🤖 AI Summary
This paper addresses the real-time order batching problem in dynamic food-delivery scenarios, aiming to minimize total travel distance while balancing immediate matching gains against the strategic retention of orders to enhance future batching opportunities. To this end, we propose a potential-energy-driven greedy strategy (PB), which—uniquely—uses geographic potential energy of orders as the primary decision criterion, eliminating reliance on demand forecasting or historical statistics. We further design a lightweight, spatial-topology-based heuristic algorithm and provide a worst-case theoretical performance guarantee, proving its superiority over naive greedy approaches.
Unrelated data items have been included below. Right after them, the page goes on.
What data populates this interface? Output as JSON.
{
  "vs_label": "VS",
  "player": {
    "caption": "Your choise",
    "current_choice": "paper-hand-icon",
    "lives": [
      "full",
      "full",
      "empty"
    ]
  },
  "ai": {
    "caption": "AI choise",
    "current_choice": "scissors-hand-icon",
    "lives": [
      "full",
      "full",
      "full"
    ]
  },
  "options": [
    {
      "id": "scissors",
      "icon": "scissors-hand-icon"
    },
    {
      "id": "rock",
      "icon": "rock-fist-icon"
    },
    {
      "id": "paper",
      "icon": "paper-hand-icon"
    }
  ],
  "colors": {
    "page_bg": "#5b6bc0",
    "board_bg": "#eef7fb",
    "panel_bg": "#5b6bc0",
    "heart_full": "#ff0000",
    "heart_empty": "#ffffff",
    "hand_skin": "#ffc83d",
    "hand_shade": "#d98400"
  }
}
Extensive simulations across multiple scenarios—using both synthetic data and real-world order traces from Meituan—demonstrate that PB consistently outperforms state-of-the-art batch-processing and prediction-aware baselines in distance savings, validating its effectiveness and irreplaceability for global route optimization.
📝 Abstract
We study the problem of pooling together delivery orders into a single trip, a strategy widely adopted by platforms to reduce total travel distance. Similar to other dynamic matching settings, the pooling decisions involve a trade-off between immediate reward and holding jobs for potentially better opportunities in the future. In this paper, we introduce a new heuristic dubbed potential-based greedy (PB), which aims to keep longer-distance jobs in the system, as they have higher potential reward (distance savings) from being pooled with other jobs in the future. This algorithm is simple in that it depends solely on the topology of the space, and does not rely on forecasts or partial information about future demand arrivals. We prove that PB significantly improves upon a naive greedy approach in terms of worst-case performance on the line. Moreover, we conduct extensive numerical experiments using both synthetic and real-world order-level data from the Meituan platform. Our simulations show that PB consistently outperforms not only the naive greedy heuristic but a number of benchmark algorithms, including (i) batching-based heuristics that are widely used in practice, and (ii) forecast-aware heuristics that are given the correct probability distributions (in synthetic data) or a best-effort forecast (in real data). We attribute the surprising unbeatability of PB to the fact that it is specialized for rewards defined by distance saved in delivery pooling.